Secrets of the Designers: On Creating the Look for a Literary Journal

John Freeman writing for LitHub

John Freeman in conversation with Michael Salu about the conception of a literary journal’s visual identity, for LitHub:

John Freeman: I’ve worked with you before on a brand (Granta) which was already well established. I’m curious how this differs, basically creating a visual identity from scratch.

Michael Salu: It was interesting trying to gather a starting point for the look of a new journal (Freeman’s). I supposed I’d begun with thinking about what might hook into the strong literary tradition of the journal and your own rather lucid, oak-distilled Americanness, if you don’t mind me saying? I wanted to create a feel to the journal that I suspect had quite a part in raising you and maybe get a touch of a bygone idea of America, but also create a fresh contemporary brand that could cloak the intended international perspectives that fill its pages.
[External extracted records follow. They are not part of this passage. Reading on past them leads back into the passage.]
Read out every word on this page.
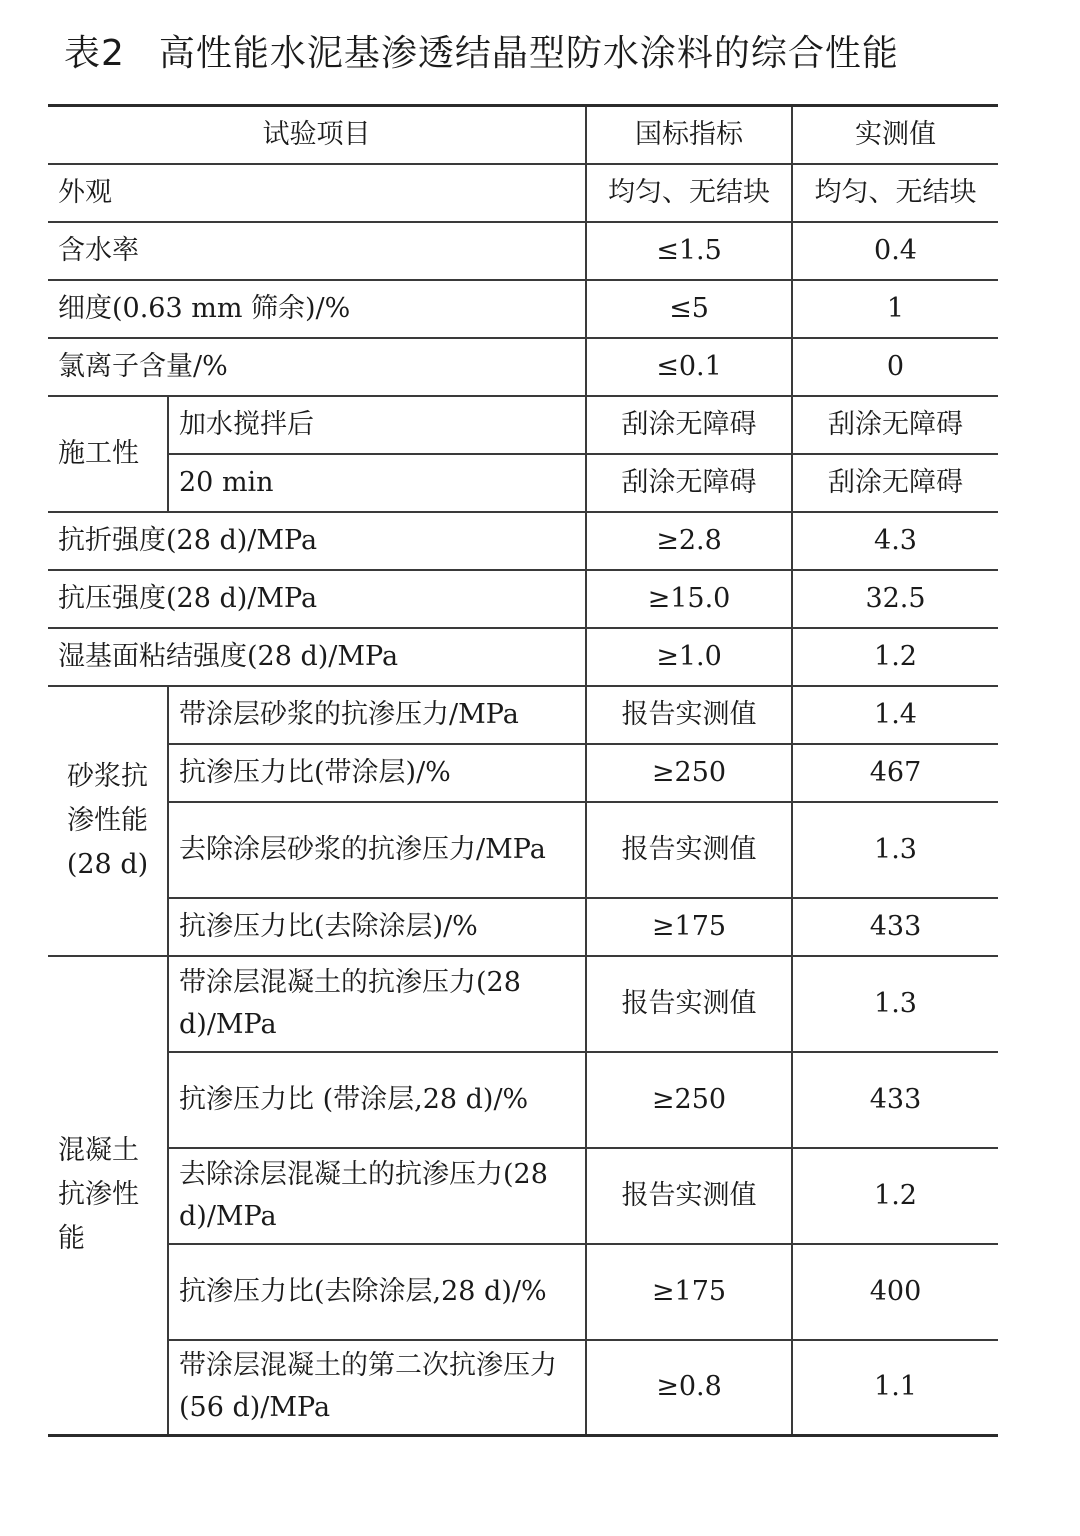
表2 高性能水泥基渗透结晶型防水涂料的综合性能
试验项目		国标指标	实测值
外观		均匀、无结块	均匀、无结块
含水率		≤1.5	0.4
细度(0.63 mm 筛余)/%		≤5	1
氯离子含量/%		≤0.1	0
施工性	加水搅拌后	刮涂无障碍	刮涂无障碍
	20 min	刮涂无障碍	刮涂无障碍
抗折强度(28 d)/MPa		≥2.8	4.3
抗压强度(28 d)/MPa		≥15.0	32.5
湿基面粘结强度(28 d)/MPa		≥1.0	1.2
砂浆抗渗性能(28 d)	带涂层砂浆的抗渗压力/MPa	报告实测值	1.4
	抗渗压力比(带涂层)/%	≥250	467
	去除涂层砂浆的抗渗压力/MPa	报告实测值	1.3
	抗渗压力比(去除涂层)/%	≥175	433
混凝土抗渗性能	带涂层混凝土的抗渗压力(28 d)/MPa	报告实测值	1.3
	抗渗压力比 (带涂层,28 d)/%	≥250	433
	去除涂层混凝土的抗渗压力(28 d)/MPa	报告实测值	1.2
	抗渗压力比(去除涂层,28 d)/%	≥175	400
	带涂层混凝土的第二次抗渗压力(56 d)/MPa	≥0.8	1.1
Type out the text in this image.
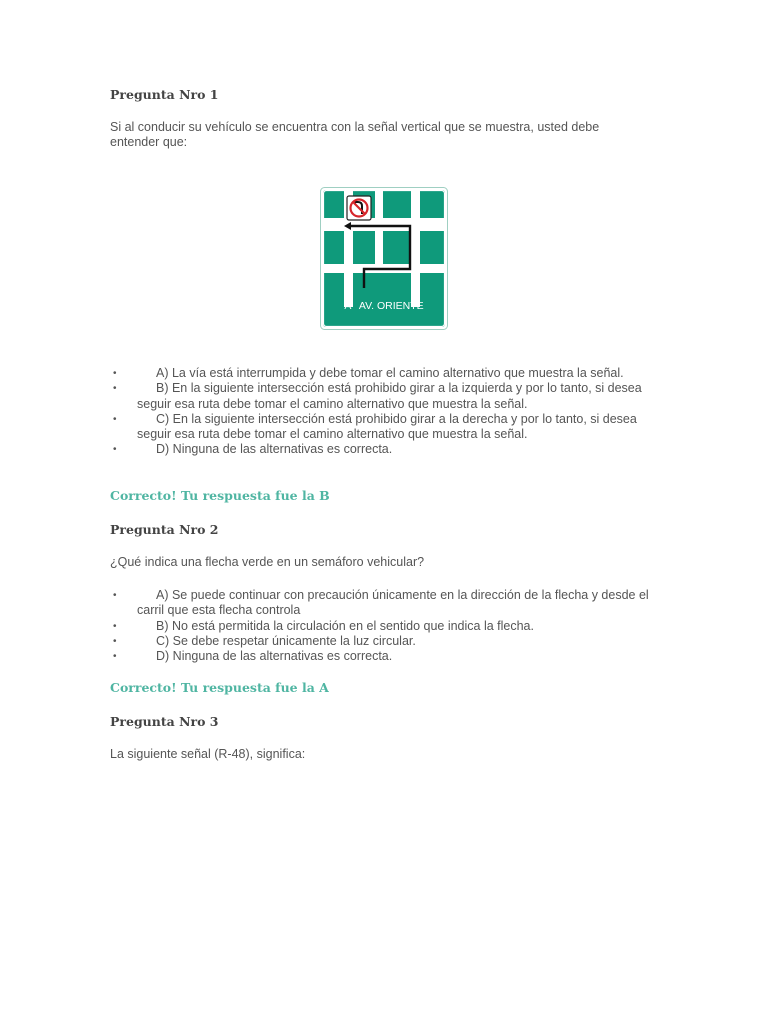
Pregunta Nro 1
Si al conducir su vehículo se encuentra con la señal vertical que se muestra, usted debe entender que:
•	A) La vía está interrumpida y debe tomar el camino alternativo que muestra la señal.
•	B) En la siguiente intersección está prohibido girar a la izquierda y por lo tanto, si desea seguir esa ruta debe tomar el camino alternativo que muestra la señal.
•	C) En la siguiente intersección está prohibido girar a la derecha y por lo tanto, si desea seguir esa ruta debe tomar el camino alternativo que muestra la señal.
•	D) Ninguna de las alternativas es correcta.
Correcto! Tu respuesta fue la B
Pregunta Nro 2
¿Qué indica una flecha verde en un semáforo vehicular?
•	A) Se puede continuar con precaución únicamente en la dirección de la flecha y desde el carril que esta flecha controla
•	B) No está permitida la circulación en el sentido que indica la flecha.
•	C) Se debe respetar únicamente la luz circular.
•	D) Ninguna de las alternativas es correcta.
Correcto! Tu respuesta fue la A
Pregunta Nro 3
La siguiente señal (R-48), significa:
A   AV. ORIENTE
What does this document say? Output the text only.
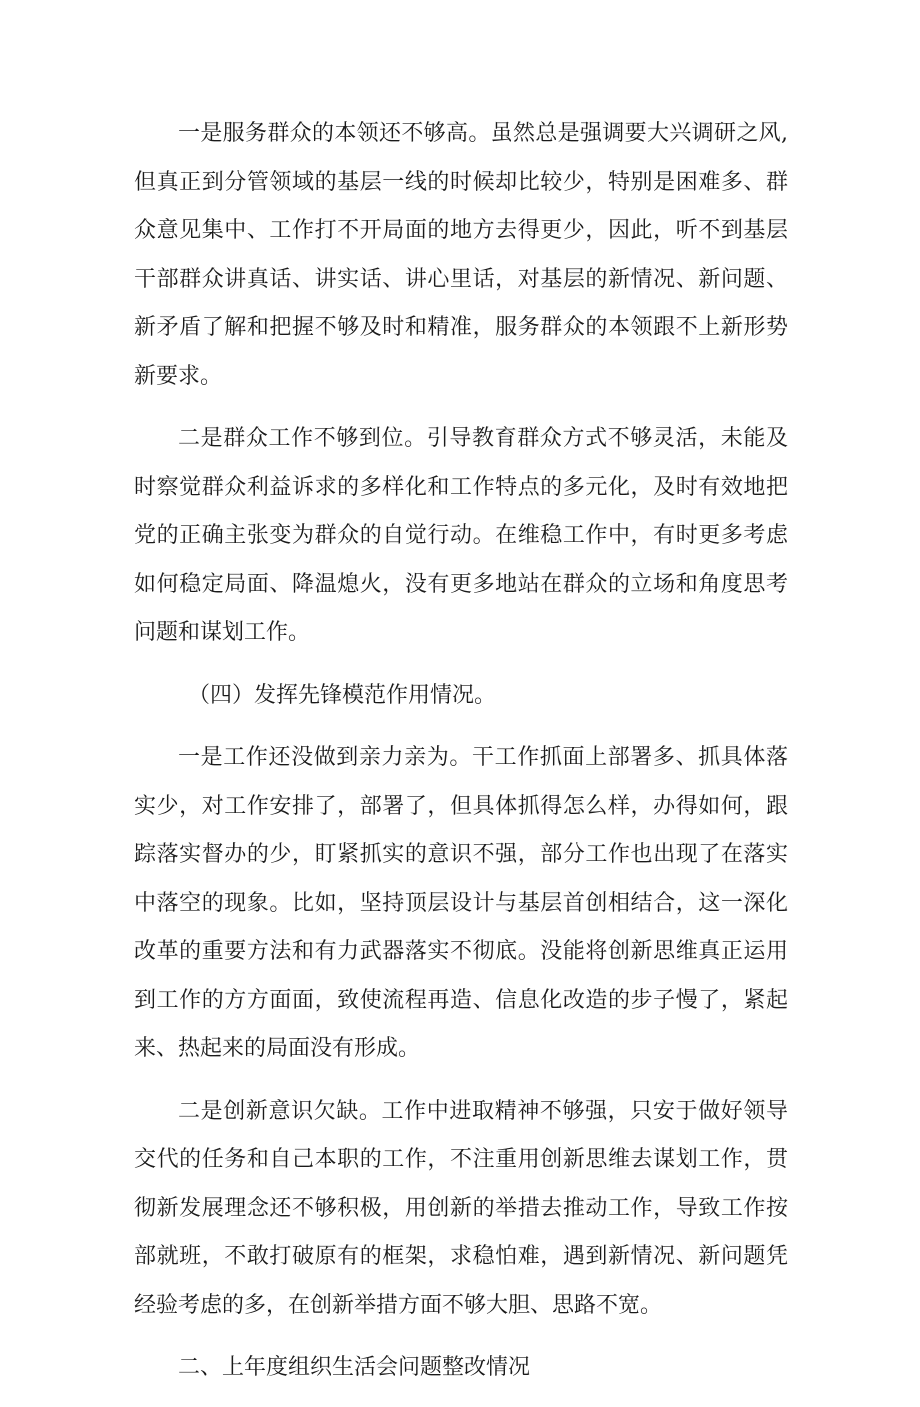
一是服务群众的本领还不够高。虽然总是强调要大兴调研之风,但真正到分管领域的基层一线的时候却比较少，特别是困难多、群众意见集中、工作打不开局面的地方去得更少，因此，听不到基层干部群众讲真话、讲实话、讲心里话，对基层的新情况、新问题、新矛盾了解和把握不够及时和精准，服务群众的本领跟不上新形势新要求。

二是群众工作不够到位。引导教育群众方式不够灵活，未能及时察觉群众利益诉求的多样化和工作特点的多元化，及时有效地把党的正确主张变为群众的自觉行动。在维稳工作中，有时更多考虑如何稳定局面、降温熄火，没有更多地站在群众的立场和角度思考问题和谋划工作。

（四）发挥先锋模范作用情况。

一是工作还没做到亲力亲为。干工作抓面上部署多、抓具体落实少，对工作安排了，部署了，但具体抓得怎么样，办得如何，跟踪落实督办的少，盯紧抓实的意识不强，部分工作也出现了在落实中落空的现象。比如，坚持顶层设计与基层首创相结合，这一深化改革的重要方法和有力武器落实不彻底。没能将创新思维真正运用到工作的方方面面，致使流程再造、信息化改造的步子慢了，紧起来、热起来的局面没有形成。

二是创新意识欠缺。工作中进取精神不够强，只安于做好领导交代的任务和自己本职的工作，不注重用创新思维去谋划工作，贯彻新发展理念还不够积极，用创新的举措去推动工作，导致工作按部就班，不敢打破原有的框架，求稳怕难，遇到新情况、新问题凭经验考虑的多，在创新举措方面不够大胆、思路不宽。

二、上年度组织生活会问题整改情况
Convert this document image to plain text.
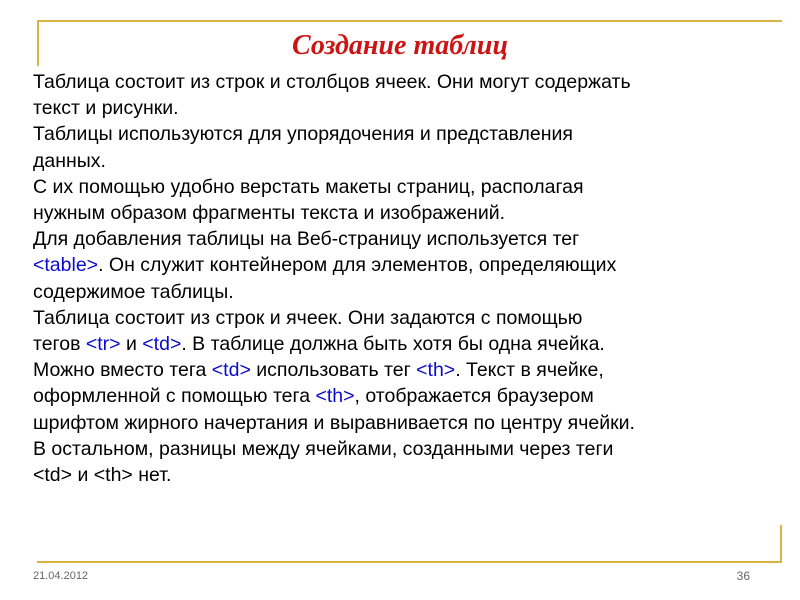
Создание таблиц
Таблица состоит из строк и столбцов ячеек. Они могут содержать
текст и рисунки.
Таблицы используются для упорядочения и представления
данных.
С их помощью удобно верстать макеты страниц, располагая
нужным образом фрагменты текста и изображений.
Для добавления таблицы на Веб-страницу используется тег
<table>. Он служит контейнером для элементов, определяющих
содержимое таблицы.
Таблица состоит из строк и ячеек. Они задаются с помощью
тегов <tr> и <td>. В таблице должна быть хотя бы одна ячейка.
Можно вместо тега <td> использовать тег <th>. Текст в ячейке,
оформленной с помощью тега <th>, отображается браузером
шрифтом жирного начертания и выравнивается по центру ячейки.
В остальном, разницы между ячейками, созданными через теги
<td> и <th> нет.
21.04.2012	36
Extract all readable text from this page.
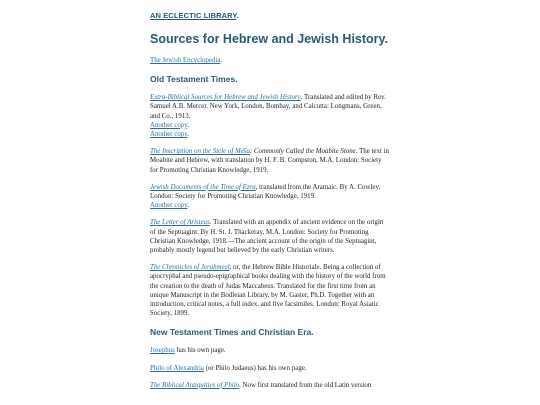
AN ECLECTIC LIBRARY.
Sources for Hebrew and Jewish History.

The Jewish Encyclopedia.

Old Testament Times.
Extra-Biblical Sources for Hebrew and Jewish History. Translated and edited by Rev. Samuel A.B. Mercer. New York, London, Bombay, and Calcutta: Longmans, Green, and Co., 1913.
Another copy.
Another copy.
The Inscription on the Stele of Méša; Commonly Called the Moabite Stone. The text in Moabite and Hebrew, with translation by H. F. B. Compston, M.A. London: Society for Promoting Christian Knowledge, 1919.
Jewish Documents of the Time of Ezra, translated from the Aramaic. By A. Cowley. London: Society for Promoting Christian Knowledge, 1919.
Another copy.
The Letter of Aristeas. Translated with an appendix of ancient evidence on the origin of the Septuagint. By H. St. J. Thackeray, M.A. London: Society for Promoting Christian Knowledge, 1918.—The ancient account of the origin of the Septuagint, probably mostly legend but believed by the early Christian writers.
The Chronicles of Jerahmeel; or, the Hebrew Bible Historiale. Being a collection of apocryphal and pseudo-epigraphical books dealing with the history of the world from the creation to the death of Judas Maccabeus. Translated for the first time from an unique Manuscript in the Bodleian Library, by M. Gaster, Ph.D. Together with an introduction, critical notes, a full index. and five facsimiles. London: Royal Asiatic Society, 1899.
New Testament Times and Christian Era.
Josephus has his own page.
Philo of Alexandria (or Philo Judaeus) has his own page.
The Biblical Antiquities of Philo. Now first translated from the old Latin version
So I began with looking at The Beat era, Ginsberg, Kerouac et al. Walker Evans and other artists from that era and the paraphernalia surrounding them during and soon after their respective heydays. I think of the scenes, the journals, the academic publications, the poetry and photography books. The typography of this time carries a certain robustness, directly inspiring the Freeman’s masthead. There’s such myth and movement through images more recently, so working with young photographers seemed an interesting way to go.

JF: Well you threw a bulls-eye dart there. I grew up driving distance from City Lights, which was my MFA and also how I found a more modern collision between aesthetics and ethics. Planet News could be a book for untruthy times. You’ve worked with me before though and must have known the journal would have a global list of contributors. How’d you figure you would signal that or do you feel like all the ways of signifying in that regard are too broken to employ?

MS: I’d say there’s a visual vernacular that’s universal. Particularly when it comes to magazines. It’s something we question little, the formula road-tested for optimal impact. The image as a signifier for something you want to or need to identify with. Using this formula in a literary context playing with that signification is I think a way to draw on the grouping of ideas you seem to aim at both now and before.

JF: One thing I know is you always wanted your covers to speak to readers’ intelligence and skepticism, can you give me an example of how that interaction grows out of questioning the vernacular you just described?

MS: I suppose I spend a fair amount of time examining the semantic data that exists within images, how they shape our narratives and there are certain strict codes we adhere to certainly for “commercial” purposes. What do they mean to the individual and our societal hierarchies? These codified archetypes of being, or saying that we imbibe and occasionally those life myths are disturbed and we struggle to react. Thinking about Charlie Hebdo and the recent Trump cover by Der Speigel, yet the likes of Vogue arguably carry more power as their tropes of propaganda are consistent and far-reaching. I’ve always been interested in subverting those codes. Remember Granta 110 and 115? In fact I’ve always wondered how you read images given your granular engagement with words.